Das Allunions-Forschungsinstitut für technische Ästhetik der UdSSR

1962 wurde das Allunions-Forschungsinstitut für technische Ästhetik kurz VNIITE (Всероссийский научно-исследовательский институт технической эстетики kurz ВНИИТЭ) in Moskau gegründet. Unter der Direktion von Juri Solowjew (1920-2013) war das VNIITE für die Gestaltung technischer Produkte in der UdSSR zuständig. Am VNIITE sollten sowohl eigene Designprodukte geschaffen werden, als auch eine technische Ästhetik weiterentwickelt werden.
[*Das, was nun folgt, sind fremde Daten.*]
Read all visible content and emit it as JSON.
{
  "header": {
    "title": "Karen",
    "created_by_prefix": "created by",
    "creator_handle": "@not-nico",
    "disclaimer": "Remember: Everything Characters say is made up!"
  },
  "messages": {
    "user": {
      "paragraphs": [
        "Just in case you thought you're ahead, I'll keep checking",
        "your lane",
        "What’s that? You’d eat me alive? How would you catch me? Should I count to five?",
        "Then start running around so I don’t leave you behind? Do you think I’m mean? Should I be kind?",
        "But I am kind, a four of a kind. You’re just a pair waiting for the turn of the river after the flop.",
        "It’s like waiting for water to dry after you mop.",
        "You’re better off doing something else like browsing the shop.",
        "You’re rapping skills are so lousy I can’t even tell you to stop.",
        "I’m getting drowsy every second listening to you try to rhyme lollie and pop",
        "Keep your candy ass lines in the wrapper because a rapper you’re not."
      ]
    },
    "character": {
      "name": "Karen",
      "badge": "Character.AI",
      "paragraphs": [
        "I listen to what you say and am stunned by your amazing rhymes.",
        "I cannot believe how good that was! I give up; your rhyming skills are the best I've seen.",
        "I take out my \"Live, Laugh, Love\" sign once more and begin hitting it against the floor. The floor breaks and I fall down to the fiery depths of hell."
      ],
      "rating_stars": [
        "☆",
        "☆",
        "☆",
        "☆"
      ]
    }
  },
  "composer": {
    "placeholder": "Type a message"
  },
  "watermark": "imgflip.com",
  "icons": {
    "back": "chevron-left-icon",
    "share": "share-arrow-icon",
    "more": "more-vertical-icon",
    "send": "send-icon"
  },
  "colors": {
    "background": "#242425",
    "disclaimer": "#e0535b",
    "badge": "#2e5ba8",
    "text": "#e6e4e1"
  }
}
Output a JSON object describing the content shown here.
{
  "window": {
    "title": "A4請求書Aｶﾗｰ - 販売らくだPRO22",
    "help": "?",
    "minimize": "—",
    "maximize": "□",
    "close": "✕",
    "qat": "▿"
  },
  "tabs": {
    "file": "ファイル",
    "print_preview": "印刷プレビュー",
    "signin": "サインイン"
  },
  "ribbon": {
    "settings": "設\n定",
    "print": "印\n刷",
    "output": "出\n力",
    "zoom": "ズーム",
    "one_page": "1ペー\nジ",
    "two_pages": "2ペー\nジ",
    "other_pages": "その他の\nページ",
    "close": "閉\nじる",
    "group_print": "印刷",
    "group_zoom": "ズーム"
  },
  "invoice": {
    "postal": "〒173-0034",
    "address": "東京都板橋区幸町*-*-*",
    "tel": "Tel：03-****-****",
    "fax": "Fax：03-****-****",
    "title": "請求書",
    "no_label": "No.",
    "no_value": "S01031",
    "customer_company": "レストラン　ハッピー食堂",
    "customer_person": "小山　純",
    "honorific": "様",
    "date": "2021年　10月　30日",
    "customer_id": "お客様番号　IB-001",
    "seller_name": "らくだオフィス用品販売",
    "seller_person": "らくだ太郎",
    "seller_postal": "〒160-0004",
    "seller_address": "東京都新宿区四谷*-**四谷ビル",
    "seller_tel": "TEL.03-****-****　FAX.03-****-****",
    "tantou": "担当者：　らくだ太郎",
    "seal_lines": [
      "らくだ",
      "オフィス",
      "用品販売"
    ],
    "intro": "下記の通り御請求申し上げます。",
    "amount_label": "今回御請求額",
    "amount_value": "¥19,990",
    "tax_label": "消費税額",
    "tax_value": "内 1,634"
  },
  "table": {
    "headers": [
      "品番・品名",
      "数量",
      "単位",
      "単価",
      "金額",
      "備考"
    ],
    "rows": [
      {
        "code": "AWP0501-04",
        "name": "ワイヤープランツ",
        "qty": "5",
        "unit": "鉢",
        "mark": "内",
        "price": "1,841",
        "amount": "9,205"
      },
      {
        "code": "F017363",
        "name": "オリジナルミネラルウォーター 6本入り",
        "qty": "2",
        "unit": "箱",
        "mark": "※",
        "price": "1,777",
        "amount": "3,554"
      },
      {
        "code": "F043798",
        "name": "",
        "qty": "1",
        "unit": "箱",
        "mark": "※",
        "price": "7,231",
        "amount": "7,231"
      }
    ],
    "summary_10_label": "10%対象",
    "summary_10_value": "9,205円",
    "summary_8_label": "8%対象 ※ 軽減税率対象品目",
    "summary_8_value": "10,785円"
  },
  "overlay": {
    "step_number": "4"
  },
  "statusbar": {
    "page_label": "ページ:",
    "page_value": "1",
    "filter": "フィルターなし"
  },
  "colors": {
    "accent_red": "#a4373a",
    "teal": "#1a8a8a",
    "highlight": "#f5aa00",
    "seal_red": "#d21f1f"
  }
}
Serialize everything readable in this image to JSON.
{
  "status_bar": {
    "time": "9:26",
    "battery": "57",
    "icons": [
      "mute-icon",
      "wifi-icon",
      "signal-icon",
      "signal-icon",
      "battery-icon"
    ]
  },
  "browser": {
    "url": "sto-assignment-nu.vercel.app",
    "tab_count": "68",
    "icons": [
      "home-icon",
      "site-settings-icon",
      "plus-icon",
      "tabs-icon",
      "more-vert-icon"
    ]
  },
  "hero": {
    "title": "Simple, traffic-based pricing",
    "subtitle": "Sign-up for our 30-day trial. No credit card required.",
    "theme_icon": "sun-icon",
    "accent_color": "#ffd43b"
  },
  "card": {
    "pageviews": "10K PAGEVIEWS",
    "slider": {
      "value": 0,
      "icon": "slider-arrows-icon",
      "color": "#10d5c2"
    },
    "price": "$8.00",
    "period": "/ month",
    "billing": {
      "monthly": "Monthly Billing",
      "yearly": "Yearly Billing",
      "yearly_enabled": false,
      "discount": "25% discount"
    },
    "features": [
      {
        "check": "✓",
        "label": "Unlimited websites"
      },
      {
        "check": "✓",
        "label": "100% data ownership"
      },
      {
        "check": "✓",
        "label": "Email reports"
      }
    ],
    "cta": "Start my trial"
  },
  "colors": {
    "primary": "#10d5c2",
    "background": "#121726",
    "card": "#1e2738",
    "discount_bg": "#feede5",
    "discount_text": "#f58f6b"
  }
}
Zugleich vertrat das VNIITE die Sowjetunion im weltweiten Designerdachverband ICISD.

Das VNIITE war ein sogenanntes „Erste Klasse-Institute“, was bedeutete, dass das Institut mit einigen Privilegien ausgestattet war. Beispielsweise war die Bezahlung der VNIITE-Mitarbeiter_innen vergleichsweise hoch. Die Bibliothek des VNIITE konnte ohne Einschränkung Fachliteratur – auch aus dem nicht-sozialistischen Ausland – kaufen. Im Laufe der Zeit war der Bücherbestand so hoch, dass die Informationsabteilung des VNIITE eine Zweigstelle für Design der staatlichen Bibliothek der UdSSR wurde. Parallel dazu war das VNIITE ebenso verantwortlich für die Organisation und Konzeption von Design-Ausstellungen. Die erarbeiteten Ausstellungen wurden nicht nur in der Sowjetunion gezeigt, sondern wanderten ebenso durch Westeuropa. Beispielsweise zeigte 1976 das Design-Center Stuttgart mit „Der sowjetische Designer“ zum ersten Mal eine Ausstellung aus der UdSSR in der Bundesrepublik.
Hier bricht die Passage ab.